Netflix Plans to Stamp Out Password Sharing
Netflix Plans to Stamp Out Password Sharing

How Netflix Plans to Stamp Out Password Sharing

Netflix has been a leader in the streaming industry for over a decade and has continued to grow its subscriber base. However, with the rise of competitors such as Disney and Apple entering the market, the company has been facing pressure to maintain its subscriber numbers. One major factor affecting their numbers is password sharing, which Netflix has vowed to put an end to within 10 weeks.

To accomplish this, Netflix has started trials in Latin American countries like Peru, Costa Rica, and Chile to test out their new anti-password-sharing system. The company has updated its help pages in these countries to give users more information on what to expect and how they plan to enforce their rules.

One of the main techniques Netflix will use is device verification. When a device tries to log into an account outside of the associated household, the primary account holder will receive a four-digit code to authenticate the login attempt. This will help prevent password sharing and ensure that those who don’t live with the primary account holder use their own account to watch Netflix.

To monitor password sharing, Netflix will use information such as IP addresses, device IDs, and account activity. The company has instructed users in the trial countries to set up a primary location, which is the main place where they watch Netflix and is associated with their home Wi-Fi network. To ensure their devices are associated with their primary location, users have been told to connect to the Wi-Fi at their primary location, open the Netflix app or website, and watch something at least once every 31 days.

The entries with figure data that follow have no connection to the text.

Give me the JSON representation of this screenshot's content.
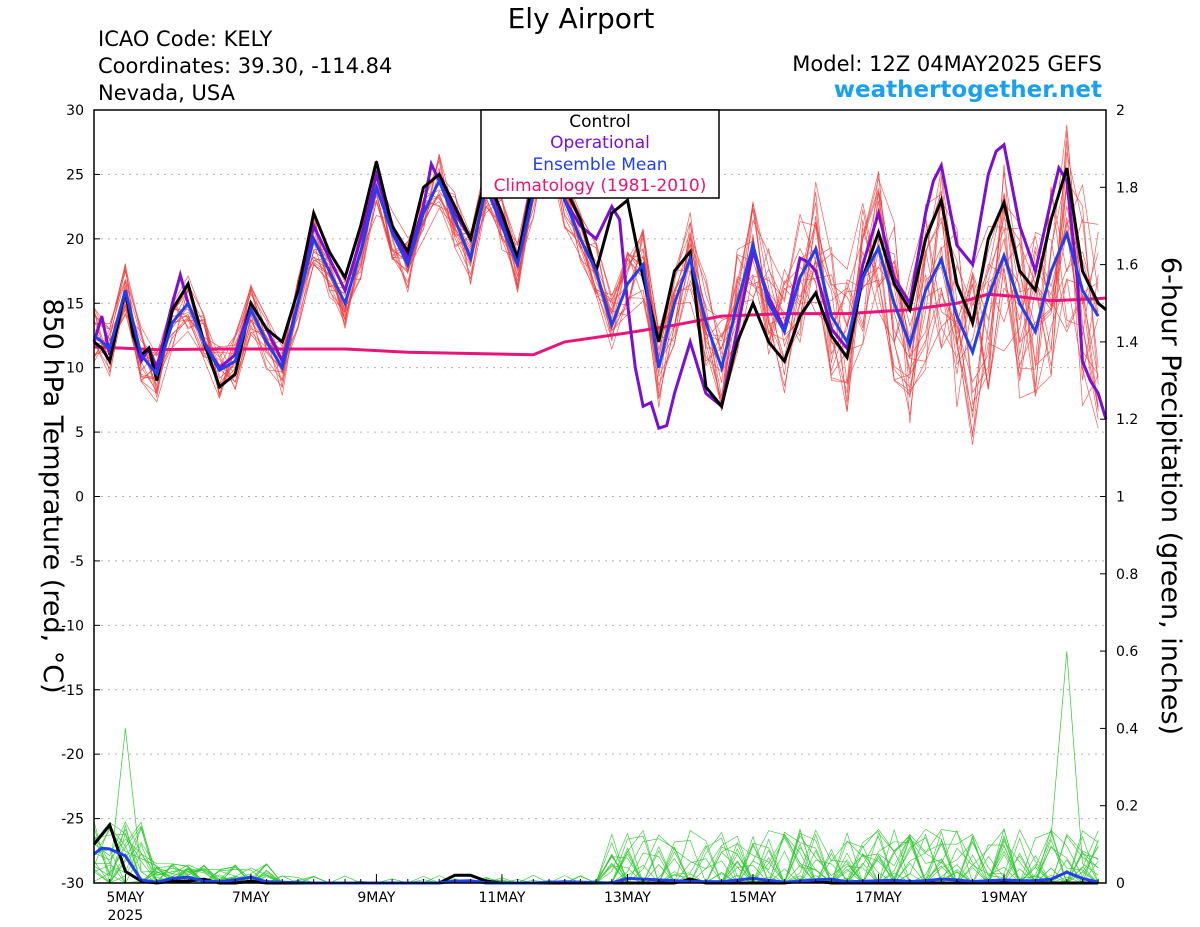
{
  "header": {
    "title": "Ely Airport",
    "icao": "ICAO Code: KELY",
    "coords": "Coordinates: 39.30, -114.84",
    "region": "Nevada, USA",
    "model": "Model: 12Z 04MAY2025 GEFS",
    "site": "weathertogether.net"
  },
  "colors": {
    "members_temp": "#f04040",
    "members_precip": "#30c830",
    "control": "#000000",
    "operational": "#7a10d0",
    "ensemble_mean": "#2040f0",
    "climatology": "#e8147a",
    "site_text": "#1aa0f0"
  },
  "chart_data": {
    "type": "line",
    "title": "Ely Airport",
    "ylabel": "850 hPa Temprature (red, °C)",
    "y2label": "6-hour Precipitation (green, inches)",
    "xlabel": "",
    "ylim": [
      -30,
      30
    ],
    "y2lim": [
      0,
      2
    ],
    "yticks": [
      30,
      25,
      20,
      15,
      10,
      5,
      0,
      -5,
      -10,
      -15,
      -20,
      -25,
      -30
    ],
    "y2ticks": [
      2,
      1.8,
      1.6,
      1.4,
      1.2,
      1,
      0.8,
      0.6,
      0.4,
      0.2,
      0
    ],
    "xlim_hours": [
      0,
      387
    ],
    "xticks": [
      {
        "label": "5MAY",
        "sub": "2025",
        "hour": 12
      },
      {
        "label": "7MAY",
        "sub": "",
        "hour": 60
      },
      {
        "label": "9MAY",
        "sub": "",
        "hour": 108
      },
      {
        "label": "11MAY",
        "sub": "",
        "hour": 156
      },
      {
        "label": "13MAY",
        "sub": "",
        "hour": 204
      },
      {
        "label": "15MAY",
        "sub": "",
        "hour": 252
      },
      {
        "label": "17MAY",
        "sub": "",
        "hour": 300
      },
      {
        "label": "19MAY",
        "sub": "",
        "hour": 348
      }
    ],
    "grid": true,
    "legend": {
      "position": "top-center",
      "entries": [
        "Control",
        "Operational",
        "Ensemble Mean",
        "Climatology (1981-2010)"
      ]
    },
    "temperature_series": {
      "control": [
        [
          0,
          12
        ],
        [
          3,
          11.5
        ],
        [
          6,
          10.5
        ],
        [
          12,
          16
        ],
        [
          15,
          12.5
        ],
        [
          18,
          11
        ],
        [
          21,
          11.5
        ],
        [
          24,
          9
        ],
        [
          30,
          14.5
        ],
        [
          36,
          16.5
        ],
        [
          42,
          12
        ],
        [
          48,
          8.5
        ],
        [
          54,
          9.5
        ],
        [
          60,
          15
        ],
        [
          66,
          13
        ],
        [
          72,
          12
        ],
        [
          78,
          16
        ],
        [
          84,
          22
        ],
        [
          90,
          19
        ],
        [
          96,
          17
        ],
        [
          102,
          21
        ],
        [
          108,
          26
        ],
        [
          114,
          21
        ],
        [
          120,
          19
        ],
        [
          126,
          24
        ],
        [
          132,
          25
        ],
        [
          138,
          22.5
        ],
        [
          144,
          20
        ],
        [
          150,
          25
        ],
        [
          156,
          22
        ],
        [
          162,
          18.5
        ],
        [
          168,
          24.5
        ],
        [
          174,
          29
        ],
        [
          180,
          24
        ],
        [
          186,
          21.5
        ],
        [
          192,
          17.5
        ],
        [
          198,
          22
        ],
        [
          204,
          23
        ],
        [
          210,
          17
        ],
        [
          216,
          12
        ],
        [
          222,
          17.5
        ],
        [
          228,
          19
        ],
        [
          234,
          8.5
        ],
        [
          240,
          7
        ],
        [
          246,
          12
        ],
        [
          252,
          15
        ],
        [
          258,
          12
        ],
        [
          264,
          10.5
        ],
        [
          270,
          14
        ],
        [
          276,
          15.8
        ],
        [
          282,
          12.5
        ],
        [
          288,
          10.8
        ],
        [
          294,
          17
        ],
        [
          300,
          20.5
        ],
        [
          306,
          16.5
        ],
        [
          312,
          14.5
        ],
        [
          318,
          20
        ],
        [
          324,
          23
        ],
        [
          330,
          16.5
        ],
        [
          336,
          13.5
        ],
        [
          342,
          20
        ],
        [
          348,
          22.8
        ],
        [
          354,
          17.5
        ],
        [
          360,
          16
        ],
        [
          366,
          21.5
        ],
        [
          372,
          25.5
        ],
        [
          378,
          17.5
        ],
        [
          384,
          15
        ],
        [
          387,
          14.5
        ]
      ],
      "operational": [
        [
          0,
          12
        ],
        [
          3,
          14
        ],
        [
          6,
          11
        ],
        [
          12,
          16
        ],
        [
          15,
          12.5
        ],
        [
          18,
          10.5
        ],
        [
          21,
          11.5
        ],
        [
          24,
          10
        ],
        [
          30,
          15
        ],
        [
          33,
          17.2
        ],
        [
          36,
          15
        ],
        [
          42,
          12
        ],
        [
          48,
          10
        ],
        [
          54,
          11
        ],
        [
          60,
          15
        ],
        [
          66,
          13
        ],
        [
          72,
          10.5
        ],
        [
          78,
          15
        ],
        [
          84,
          21
        ],
        [
          90,
          18.5
        ],
        [
          96,
          16
        ],
        [
          102,
          20
        ],
        [
          108,
          25
        ],
        [
          114,
          21
        ],
        [
          120,
          18.5
        ],
        [
          126,
          22.5
        ],
        [
          129,
          25.8
        ],
        [
          132,
          24.5
        ],
        [
          138,
          22
        ],
        [
          144,
          20
        ],
        [
          150,
          25
        ],
        [
          156,
          21.5
        ],
        [
          162,
          18.5
        ],
        [
          168,
          25
        ],
        [
          174,
          29
        ],
        [
          180,
          23
        ],
        [
          186,
          21
        ],
        [
          192,
          20
        ],
        [
          198,
          22.5
        ],
        [
          201,
          21.5
        ],
        [
          204,
          15
        ],
        [
          207,
          10
        ],
        [
          210,
          7
        ],
        [
          213,
          7.3
        ],
        [
          216,
          5.3
        ],
        [
          219,
          5.5
        ],
        [
          222,
          8
        ],
        [
          228,
          12
        ],
        [
          234,
          8
        ],
        [
          240,
          7
        ],
        [
          246,
          13
        ],
        [
          252,
          19
        ],
        [
          258,
          15.5
        ],
        [
          264,
          13
        ],
        [
          270,
          18.5
        ],
        [
          273,
          18.2
        ],
        [
          276,
          17.5
        ],
        [
          282,
          13
        ],
        [
          288,
          11.5
        ],
        [
          294,
          18
        ],
        [
          300,
          22
        ],
        [
          306,
          17
        ],
        [
          312,
          15
        ],
        [
          318,
          22
        ],
        [
          321,
          24.5
        ],
        [
          324,
          25.7
        ],
        [
          330,
          19.5
        ],
        [
          336,
          18
        ],
        [
          342,
          25
        ],
        [
          345,
          26.8
        ],
        [
          348,
          27.3
        ],
        [
          354,
          21
        ],
        [
          360,
          17.5
        ],
        [
          366,
          23
        ],
        [
          369,
          25.5
        ],
        [
          372,
          24.5
        ],
        [
          376,
          17
        ],
        [
          378,
          10.5
        ],
        [
          381,
          9
        ],
        [
          384,
          8
        ],
        [
          387,
          6
        ]
      ],
      "ensemble_mean": [
        [
          0,
          12.5
        ],
        [
          6,
          11.5
        ],
        [
          12,
          16
        ],
        [
          18,
          11
        ],
        [
          24,
          9.5
        ],
        [
          30,
          13.5
        ],
        [
          36,
          15
        ],
        [
          42,
          12
        ],
        [
          48,
          9.8
        ],
        [
          54,
          10.5
        ],
        [
          60,
          14.5
        ],
        [
          66,
          12
        ],
        [
          72,
          10
        ],
        [
          78,
          15
        ],
        [
          84,
          20
        ],
        [
          90,
          17.5
        ],
        [
          96,
          15
        ],
        [
          102,
          19
        ],
        [
          108,
          24
        ],
        [
          114,
          20.5
        ],
        [
          120,
          18
        ],
        [
          126,
          22
        ],
        [
          132,
          24.5
        ],
        [
          138,
          21.5
        ],
        [
          144,
          18.5
        ],
        [
          150,
          24
        ],
        [
          156,
          21
        ],
        [
          162,
          18
        ],
        [
          168,
          23.5
        ],
        [
          174,
          27.5
        ],
        [
          180,
          23
        ],
        [
          186,
          20
        ],
        [
          192,
          17.5
        ],
        [
          198,
          13.3
        ],
        [
          204,
          16.5
        ],
        [
          210,
          18
        ],
        [
          216,
          10
        ],
        [
          222,
          15
        ],
        [
          228,
          18.5
        ],
        [
          234,
          13.5
        ],
        [
          240,
          10
        ],
        [
          246,
          15
        ],
        [
          252,
          19.5
        ],
        [
          258,
          15
        ],
        [
          264,
          12.8
        ],
        [
          270,
          17
        ],
        [
          276,
          19.2
        ],
        [
          282,
          14
        ],
        [
          288,
          12
        ],
        [
          294,
          17
        ],
        [
          300,
          19.3
        ],
        [
          306,
          15
        ],
        [
          312,
          11.8
        ],
        [
          318,
          16
        ],
        [
          324,
          18.4
        ],
        [
          330,
          14
        ],
        [
          336,
          11.2
        ],
        [
          342,
          15.5
        ],
        [
          348,
          18.7
        ],
        [
          354,
          15
        ],
        [
          360,
          12.8
        ],
        [
          366,
          17.5
        ],
        [
          372,
          20.4
        ],
        [
          378,
          16
        ],
        [
          384,
          14
        ]
      ],
      "climatology": [
        [
          0,
          11.6
        ],
        [
          12,
          11.5
        ],
        [
          24,
          11.4
        ],
        [
          48,
          11.45
        ],
        [
          72,
          11.45
        ],
        [
          96,
          11.45
        ],
        [
          120,
          11.2
        ],
        [
          144,
          11.1
        ],
        [
          168,
          11
        ],
        [
          180,
          12
        ],
        [
          204,
          12.7
        ],
        [
          222,
          13.3
        ],
        [
          240,
          14
        ],
        [
          264,
          14.2
        ],
        [
          288,
          14.2
        ],
        [
          312,
          14.5
        ],
        [
          330,
          15
        ],
        [
          342,
          15.7
        ],
        [
          354,
          15.5
        ],
        [
          366,
          15.2
        ],
        [
          378,
          15.3
        ],
        [
          387,
          15.4
        ]
      ]
    },
    "precip_series": {
      "control": [
        [
          0,
          0.1
        ],
        [
          6,
          0.15
        ],
        [
          12,
          0.03
        ],
        [
          18,
          0.005
        ],
        [
          24,
          0
        ],
        [
          30,
          0.005
        ],
        [
          36,
          0.005
        ],
        [
          42,
          0.01
        ],
        [
          48,
          0
        ],
        [
          54,
          0
        ],
        [
          60,
          0.005
        ],
        [
          66,
          0
        ],
        [
          72,
          0
        ],
        [
          132,
          0
        ],
        [
          138,
          0.02
        ],
        [
          144,
          0.02
        ],
        [
          150,
          0.005
        ],
        [
          156,
          0
        ],
        [
          222,
          0
        ],
        [
          228,
          0.01
        ],
        [
          234,
          0
        ],
        [
          240,
          0
        ],
        [
          264,
          0
        ],
        [
          270,
          0.005
        ],
        [
          276,
          0.005
        ],
        [
          282,
          0
        ],
        [
          384,
          0
        ]
      ],
      "ensemble_mean": [
        [
          0,
          0.075
        ],
        [
          3,
          0.09
        ],
        [
          6,
          0.088
        ],
        [
          12,
          0.07
        ],
        [
          18,
          0.008
        ],
        [
          24,
          0.002
        ],
        [
          30,
          0.012
        ],
        [
          36,
          0.015
        ],
        [
          42,
          0.005
        ],
        [
          48,
          0.003
        ],
        [
          54,
          0.008
        ],
        [
          60,
          0.015
        ],
        [
          66,
          0.003
        ],
        [
          72,
          0.002
        ],
        [
          84,
          0
        ],
        [
          96,
          0
        ],
        [
          108,
          0
        ],
        [
          120,
          0
        ],
        [
          132,
          0
        ],
        [
          138,
          0.005
        ],
        [
          144,
          0.006
        ],
        [
          150,
          0
        ],
        [
          168,
          0
        ],
        [
          180,
          0.003
        ],
        [
          198,
          0
        ],
        [
          204,
          0.012
        ],
        [
          216,
          0.008
        ],
        [
          228,
          0.004
        ],
        [
          240,
          0.003
        ],
        [
          252,
          0.012
        ],
        [
          264,
          0.002
        ],
        [
          276,
          0.008
        ],
        [
          282,
          0.01
        ],
        [
          288,
          0.003
        ],
        [
          300,
          0.006
        ],
        [
          306,
          0.007
        ],
        [
          312,
          0.004
        ],
        [
          318,
          0.006
        ],
        [
          324,
          0.01
        ],
        [
          330,
          0.008
        ],
        [
          336,
          0.004
        ],
        [
          342,
          0.006
        ],
        [
          348,
          0.008
        ],
        [
          354,
          0.006
        ],
        [
          360,
          0.006
        ],
        [
          366,
          0.01
        ],
        [
          372,
          0.028
        ],
        [
          378,
          0.012
        ],
        [
          384,
          0.002
        ]
      ]
    }
  }
}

For those who still want to share access to Netflix with others, they now have the option to add extra members to their account instead of sharing their login credentials. Account owners can purchase an extra member slot for a lower price than a basic Netflix plan, which they can use to invite people outside of their household to use the platform. Extra members will have their own accounts and passwords, but their membership will be paid for by the person who invited them.

Password sharing has been damaging to Netflix’s ability to invest in and improve their platform. In a letter to shareholders last month, the company acknowledged that password sharing undermines their long-term ability to invest in their company. With the new anti-password-sharing system in place, Netflix can protect their subscriber numbers and ensure they continue to invest in their platform.

In conclusion, Netflix is taking significant steps to clamp down on password sharing and protect their subscriber numbers. The company’s trials in Latin America have shed light on how they plan to enforce their rules, and users can expect device verification, monitoring of IP addresses, device IDs, and account activity, and the option to add extra members to their account instead of sharing login credentials. With the streaming wars heating up, Netflix’s new anti-password-sharing system will help them continue to grow and maintain their position as a leader in the industry.